Randy’s sense of humor has made him a fast favorite among his Braves teammates.
He and trainer Jerry McCann will break up a packed airplane when McCann yells while in flight: “Randy, where is you?” The high pitched voice comes from the back of the plane: “Here I is.”
Once on a trip, Cornell Warner called to Randy: “Hey rookie.” Randy responded: “Rookie sensation, that’s what the paper says.” “A good description of Randy is that he is consistently unaffected- by anything,” McCann says. “And he can really turn on a crowd, he’s an electrifying player.” McCann undoubtedly had Randy’s eye- popping reverse dunk shot in mind among other things.
How unbothered is Randy about what goes on around him? In a preseason game with Detroit, then coach Dolph Schayes told Randy to go in and cover Jimmy Walker.
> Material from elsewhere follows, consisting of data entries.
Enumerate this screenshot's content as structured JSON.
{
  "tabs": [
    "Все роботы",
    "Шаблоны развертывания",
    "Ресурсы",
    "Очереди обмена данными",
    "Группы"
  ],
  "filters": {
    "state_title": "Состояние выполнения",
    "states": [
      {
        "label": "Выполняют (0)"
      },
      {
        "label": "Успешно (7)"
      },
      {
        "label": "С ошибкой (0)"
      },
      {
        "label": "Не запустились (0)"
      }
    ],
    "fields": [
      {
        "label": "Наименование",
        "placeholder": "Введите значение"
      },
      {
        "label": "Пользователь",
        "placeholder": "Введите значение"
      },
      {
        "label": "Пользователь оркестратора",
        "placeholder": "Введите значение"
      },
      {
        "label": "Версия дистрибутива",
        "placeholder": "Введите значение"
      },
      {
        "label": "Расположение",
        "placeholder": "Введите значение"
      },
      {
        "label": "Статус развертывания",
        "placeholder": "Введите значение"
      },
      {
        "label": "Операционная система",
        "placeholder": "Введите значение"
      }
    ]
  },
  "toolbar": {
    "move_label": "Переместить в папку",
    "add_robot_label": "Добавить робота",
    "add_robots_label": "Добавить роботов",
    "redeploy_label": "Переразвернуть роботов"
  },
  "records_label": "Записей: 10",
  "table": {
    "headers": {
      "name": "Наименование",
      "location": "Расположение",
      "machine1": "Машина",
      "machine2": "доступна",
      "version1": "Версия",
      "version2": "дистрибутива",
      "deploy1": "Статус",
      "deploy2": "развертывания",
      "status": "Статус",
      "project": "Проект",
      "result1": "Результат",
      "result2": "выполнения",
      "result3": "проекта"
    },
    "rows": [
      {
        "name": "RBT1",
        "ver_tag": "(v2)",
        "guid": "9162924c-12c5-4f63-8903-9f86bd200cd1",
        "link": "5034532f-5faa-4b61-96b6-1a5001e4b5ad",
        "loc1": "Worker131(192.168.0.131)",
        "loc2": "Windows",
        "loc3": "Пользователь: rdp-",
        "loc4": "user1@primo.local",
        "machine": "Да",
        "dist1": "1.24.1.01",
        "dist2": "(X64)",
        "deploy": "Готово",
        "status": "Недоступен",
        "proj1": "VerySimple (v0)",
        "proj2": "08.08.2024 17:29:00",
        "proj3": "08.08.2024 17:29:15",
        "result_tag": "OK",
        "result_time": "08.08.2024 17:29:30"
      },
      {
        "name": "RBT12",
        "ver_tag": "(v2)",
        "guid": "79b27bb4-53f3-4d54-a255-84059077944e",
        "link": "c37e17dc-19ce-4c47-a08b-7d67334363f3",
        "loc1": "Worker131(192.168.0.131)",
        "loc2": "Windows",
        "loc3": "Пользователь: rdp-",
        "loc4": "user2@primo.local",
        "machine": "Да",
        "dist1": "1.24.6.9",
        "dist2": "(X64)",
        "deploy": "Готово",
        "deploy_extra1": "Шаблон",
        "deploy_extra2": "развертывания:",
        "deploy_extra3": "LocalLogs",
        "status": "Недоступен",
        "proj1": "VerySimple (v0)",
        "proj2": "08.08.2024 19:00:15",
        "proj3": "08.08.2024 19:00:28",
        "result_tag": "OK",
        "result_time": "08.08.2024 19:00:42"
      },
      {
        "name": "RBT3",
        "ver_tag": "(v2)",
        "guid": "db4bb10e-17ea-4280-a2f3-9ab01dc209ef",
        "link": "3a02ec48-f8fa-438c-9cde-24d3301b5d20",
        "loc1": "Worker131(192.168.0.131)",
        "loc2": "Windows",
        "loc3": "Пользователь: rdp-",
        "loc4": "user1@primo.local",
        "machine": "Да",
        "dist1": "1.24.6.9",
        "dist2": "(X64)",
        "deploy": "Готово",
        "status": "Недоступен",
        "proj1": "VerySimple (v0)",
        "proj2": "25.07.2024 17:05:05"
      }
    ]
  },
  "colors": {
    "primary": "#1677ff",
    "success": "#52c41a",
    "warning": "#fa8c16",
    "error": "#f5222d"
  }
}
Randy approached the scorer’s table and said nonchalantly, “Smith for Walker,” causing the personnel there to scratch their heads in bewilderment.
Then in the same game, Schayes yelled as the clock showed just 26 seconds left in the half: “One shot.” Randy, thinking Dolph was beckoning him to shoot, put one up from three- quarter court, leaving Schayes speechless.
On the serious side, Coach John McCarthy echoes the sentiment of all the Braves’ brass toward Randy. “He’s a fantastic athalete,” beams Irish John. “I knew all along he had the talent, it was just a matter of bringing it out.”
Yes, the “experts” were wrong on Randy Smith. Those who thought aloud that the
kid with the kangaroo leap from Buffalo State just couldn’t make it now must admit that the NBA’s 104th draft choice was a prize catch.
Who’s Randy Smith? They’re not asking that question anymore.